Je ne pense pas que ce soit à moi de juger de notre place dans un quelconque paysage. Je crois que ce que fait Another Gaze s’éloigne sensiblement des autres publications sur le cinéma, et cela est en partie dû au fait que nous n’avons pas de financement significatif et que la revue est dirigée par une équipe de deux personnes. Missouri et moi nous nous envoyons souvent des articles et sommes toujours en train de débattre ou de remettre en question l’objectif de la critique aujourd’hui. Comme nous avons toutes les deux un autre emploi et que nous avons des moments de désespoir total quant à la valeur de ce que nous faisons, l’historique de la publication a été incroyablement erratique, irrégulier et plein de trous. Par ailleurs, je pense que la critique littéraire est la seule forme de critique au Royaume-Uni qui soit encore en assez bon état : la London Review of Books et la New Left Review sont toutes deux d’importantes publications de gauche et cette dernière a récemment commencé à publier des critiques de films.
Il y a peu, le top des meilleurs films de tous les temps organisé par Sight and Sound a sacré Jeanne Dielman, 23, quai du Commerce, 1080 Bruxelles en première position, mais on peut se demander ce que cela signifie vraiment. Cette mise en lumière du film de Chantal Akerman ne joue-t-elle pas le rôle d’une « caution féministe » ?
Je n’ai pas suivi tous les débats sur Twitter, que j’ai trouvés déprimants. J’ai entendu dire qu’en France et en Belgique, la victoire avait suscité un tollé. Compte tenu de la situation du monde anglophone en termes de politique identitaire, je pense que les critiques masculins aux États-Unis et au Royaume-Uni devaient au moins paraître un peu plus accueillants devant ce « changement ». J’ai ri quand j’ai lu Peter Bradshaw écrire qu’il était « grand temps » qu’une femme remporte le scrutin – on ne l’aurait pas deviné en lisant ses critiques au fil des décennies.

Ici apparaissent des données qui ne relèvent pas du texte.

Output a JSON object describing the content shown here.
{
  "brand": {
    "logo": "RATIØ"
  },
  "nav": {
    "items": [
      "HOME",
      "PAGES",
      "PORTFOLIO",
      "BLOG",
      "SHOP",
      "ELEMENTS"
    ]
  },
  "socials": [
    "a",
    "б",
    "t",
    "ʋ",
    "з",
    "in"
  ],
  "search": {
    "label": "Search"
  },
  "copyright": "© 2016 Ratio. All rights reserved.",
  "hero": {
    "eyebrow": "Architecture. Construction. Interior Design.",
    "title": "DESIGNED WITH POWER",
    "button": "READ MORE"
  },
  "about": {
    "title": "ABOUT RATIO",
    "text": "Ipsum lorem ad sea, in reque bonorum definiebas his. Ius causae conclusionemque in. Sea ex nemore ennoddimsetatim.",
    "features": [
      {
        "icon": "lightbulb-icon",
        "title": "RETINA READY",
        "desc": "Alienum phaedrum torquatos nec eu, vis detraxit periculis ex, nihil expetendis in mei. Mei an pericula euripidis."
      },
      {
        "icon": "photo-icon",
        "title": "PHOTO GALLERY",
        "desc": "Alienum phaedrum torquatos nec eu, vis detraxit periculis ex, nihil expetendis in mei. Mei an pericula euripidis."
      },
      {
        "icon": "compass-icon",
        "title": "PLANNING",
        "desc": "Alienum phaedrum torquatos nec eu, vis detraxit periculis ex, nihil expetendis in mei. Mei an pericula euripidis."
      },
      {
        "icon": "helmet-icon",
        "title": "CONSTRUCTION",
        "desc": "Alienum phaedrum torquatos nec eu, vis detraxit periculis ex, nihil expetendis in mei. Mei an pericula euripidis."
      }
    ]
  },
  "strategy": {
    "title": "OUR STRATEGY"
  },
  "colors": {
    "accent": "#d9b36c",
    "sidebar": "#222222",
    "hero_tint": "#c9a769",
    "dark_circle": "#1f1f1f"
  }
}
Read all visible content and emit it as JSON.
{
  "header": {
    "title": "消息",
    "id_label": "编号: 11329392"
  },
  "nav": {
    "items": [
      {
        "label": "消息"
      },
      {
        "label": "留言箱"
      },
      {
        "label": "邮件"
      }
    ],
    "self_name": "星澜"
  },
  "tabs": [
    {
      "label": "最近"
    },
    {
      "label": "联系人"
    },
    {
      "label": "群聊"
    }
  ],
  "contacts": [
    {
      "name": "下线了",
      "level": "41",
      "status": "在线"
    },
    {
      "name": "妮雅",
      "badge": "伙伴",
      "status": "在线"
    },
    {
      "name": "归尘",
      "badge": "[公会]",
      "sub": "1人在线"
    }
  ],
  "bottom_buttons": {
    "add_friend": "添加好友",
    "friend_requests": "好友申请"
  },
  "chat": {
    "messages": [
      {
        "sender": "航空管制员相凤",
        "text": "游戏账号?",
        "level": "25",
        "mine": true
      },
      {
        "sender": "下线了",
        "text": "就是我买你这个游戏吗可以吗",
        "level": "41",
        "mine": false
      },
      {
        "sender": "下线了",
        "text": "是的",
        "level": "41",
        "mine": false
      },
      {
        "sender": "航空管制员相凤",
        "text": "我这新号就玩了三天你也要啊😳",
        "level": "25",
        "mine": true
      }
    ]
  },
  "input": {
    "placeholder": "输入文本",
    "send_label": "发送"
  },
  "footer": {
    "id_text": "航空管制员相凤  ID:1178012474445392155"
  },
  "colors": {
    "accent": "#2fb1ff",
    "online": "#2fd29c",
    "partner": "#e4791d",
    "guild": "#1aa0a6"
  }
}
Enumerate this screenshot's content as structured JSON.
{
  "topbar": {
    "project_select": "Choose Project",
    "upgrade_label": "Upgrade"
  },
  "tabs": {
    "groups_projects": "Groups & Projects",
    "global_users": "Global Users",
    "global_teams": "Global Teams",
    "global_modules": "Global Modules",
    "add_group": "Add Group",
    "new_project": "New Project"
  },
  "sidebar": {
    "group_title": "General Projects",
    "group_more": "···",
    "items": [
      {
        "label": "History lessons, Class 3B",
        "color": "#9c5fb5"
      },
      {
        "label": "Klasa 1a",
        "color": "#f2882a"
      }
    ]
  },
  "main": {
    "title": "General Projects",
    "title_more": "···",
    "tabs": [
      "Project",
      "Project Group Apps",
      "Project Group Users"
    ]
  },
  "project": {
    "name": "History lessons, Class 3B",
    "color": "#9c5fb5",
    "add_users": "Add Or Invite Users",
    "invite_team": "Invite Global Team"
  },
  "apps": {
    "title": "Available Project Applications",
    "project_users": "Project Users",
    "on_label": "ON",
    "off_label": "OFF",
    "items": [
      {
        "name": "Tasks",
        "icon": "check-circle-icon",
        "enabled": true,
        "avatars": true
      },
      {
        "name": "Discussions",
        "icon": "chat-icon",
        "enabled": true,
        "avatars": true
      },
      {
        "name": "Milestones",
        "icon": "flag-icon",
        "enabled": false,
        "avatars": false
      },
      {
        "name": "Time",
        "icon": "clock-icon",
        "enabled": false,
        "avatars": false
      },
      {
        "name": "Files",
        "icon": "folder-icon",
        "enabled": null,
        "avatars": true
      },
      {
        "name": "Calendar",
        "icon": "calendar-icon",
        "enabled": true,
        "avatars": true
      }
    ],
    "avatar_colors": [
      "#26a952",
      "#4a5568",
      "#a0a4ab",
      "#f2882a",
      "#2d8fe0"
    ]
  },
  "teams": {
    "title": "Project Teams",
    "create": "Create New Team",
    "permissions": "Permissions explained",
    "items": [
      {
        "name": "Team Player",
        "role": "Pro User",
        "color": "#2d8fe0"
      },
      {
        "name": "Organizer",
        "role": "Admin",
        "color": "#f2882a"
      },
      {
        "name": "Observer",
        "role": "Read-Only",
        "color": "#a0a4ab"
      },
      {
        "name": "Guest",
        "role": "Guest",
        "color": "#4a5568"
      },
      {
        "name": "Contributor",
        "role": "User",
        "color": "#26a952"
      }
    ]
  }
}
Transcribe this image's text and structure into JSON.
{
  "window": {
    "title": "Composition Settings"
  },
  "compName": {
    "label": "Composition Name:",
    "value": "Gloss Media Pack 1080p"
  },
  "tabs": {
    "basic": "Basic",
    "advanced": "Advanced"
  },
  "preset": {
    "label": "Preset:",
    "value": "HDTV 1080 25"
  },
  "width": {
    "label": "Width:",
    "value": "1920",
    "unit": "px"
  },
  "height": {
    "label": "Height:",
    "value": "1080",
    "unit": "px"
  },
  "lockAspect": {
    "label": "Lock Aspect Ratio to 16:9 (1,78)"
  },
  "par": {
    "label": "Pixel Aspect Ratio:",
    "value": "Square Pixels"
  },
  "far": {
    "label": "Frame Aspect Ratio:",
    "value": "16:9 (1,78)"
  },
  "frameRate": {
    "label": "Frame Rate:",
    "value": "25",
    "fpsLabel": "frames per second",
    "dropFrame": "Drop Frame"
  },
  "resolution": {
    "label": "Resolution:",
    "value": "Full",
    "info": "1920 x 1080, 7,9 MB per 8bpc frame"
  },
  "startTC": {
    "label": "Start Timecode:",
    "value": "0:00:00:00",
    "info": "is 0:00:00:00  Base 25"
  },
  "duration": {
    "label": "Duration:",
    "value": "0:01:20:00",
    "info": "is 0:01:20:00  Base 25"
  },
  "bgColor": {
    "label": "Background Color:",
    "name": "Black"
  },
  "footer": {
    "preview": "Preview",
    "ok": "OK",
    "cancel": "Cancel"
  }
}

Sight and Sound attribue cette victoire à l’élargissement de la liste des votants pour inclure davantage de femmes et de personnes de couleur. Je pense que c’est plutôt dû au fait que chaque homme a inclus le film d’une femme, soit Jeanne Dielman, ou peut-être Beau travail de Claire Denis. Je trouve incroyablement déprimant qu’Akerman soit utilisée comme une marque de vertu pour légitimer une pratique stupide (l’établissement de listes) et une publication, Sight and Sound, qui ne pourrait pas être moins radicale. Il est évident qu’Akerman a toujours rejeté ce qu’elle appelait la « ghettoïsation » : elle ne voulait pas être définie en tant que féministe, femme cinéaste, lesbienne ou juive. Elle a rejeté les invitations des festivals de films pour femmes et pour homosexuels. La tragédie de la mort d’Akerman a sans doute contribué à cette vénération, mais de son vivant, elle était sous-estimée et a dû se battre pour faire financer et distribuer ses films. Et aujourd’hui encore, les gens se battent pour récupérer les miettes de son héritage. Le fait que davantage de personnes puissent désormais voir Jeanne Dielman (et, espérons-le, dans de bonnes conditions) est un résultat positif. Ce sondage ne fait par ailleurs que confirmer le statut de Sight and Sound comme pilier d’une critique axée sur la consommation des œuvres.